Psalm 20:4 May He give you the desire of your heart and make all your plans succeed.
I remember reading this verse and not having a clue what the desire of my heart was. On top of that, I didn’t know what my specific plans were either. A close friend asked me if I could do anything I wanted, what would it be? I couldn’t answer him either – other than saying to be prosperous or successful.
This began a search for me. I just hadn’t thought that much about what my desires were. It seemed there were things I could say that sounded good, but they really didn’t reflect a deep-seated desire. It was a given that I wanted to provide for my family and do well at my job, but it seemed that this verse was talking about something deeper than that.
This search became a part of my relationship with God. I was seeking to become more passionate in my love for Him. I wanted my life to better demonstrate my love for Him by doing the things His word says to do and to refrain from doing those things it says to avoid. It became clear that in order to love God more, my life had to become more conformed to His word. The more it did, the more I loved Him and pleased Him.

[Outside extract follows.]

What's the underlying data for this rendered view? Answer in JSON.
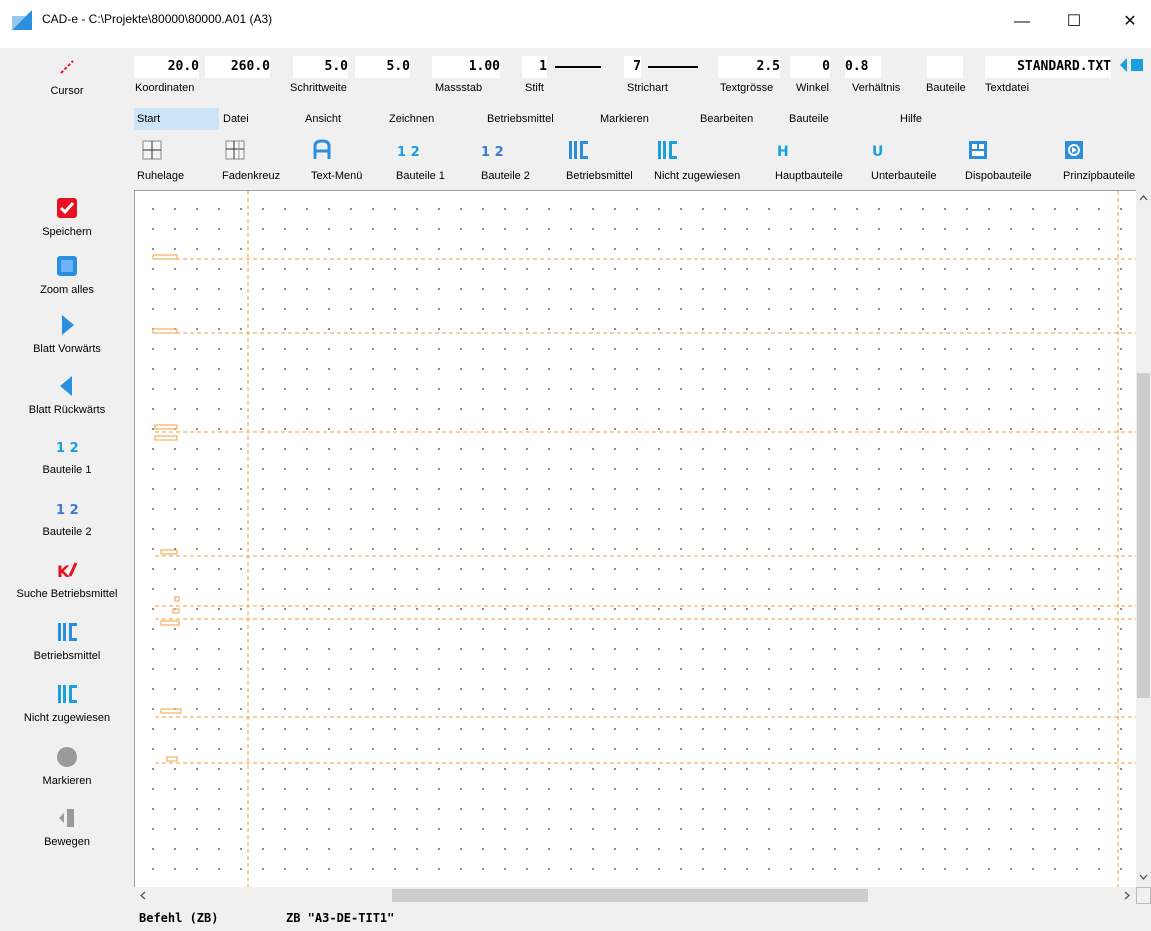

Through this search it became delightfully clear to me, that the Lord was giving me understanding about what He wanted our primary desires to be – that He in turn would grant. More than anything else, He wants us to love Him and please Him in everything.
He also opened my eyes to see that loving my wife, Donna, was inextricably interwoven with loving Him. Loving Him more, meant loving her more. (Think of 1 John 4:20b For anyone who does not love his brother, whom he has seen, cannot love God, whom he has not seen.) Having warm, wonderful emotional feelings for your spouse and for God is great, but loving someone is so much more than that. We must recognize the reality that our feelings can be communicating one thing, but our attitudes and actions can be sending a very different message.
The reality of life has a way of revealing where we are weak and in need of change. Who better for the Lord to use than those closest to us to reveal such things? If we could neither speak nor write – our love must be evident by the life we live. The desire of our heart must be such a life.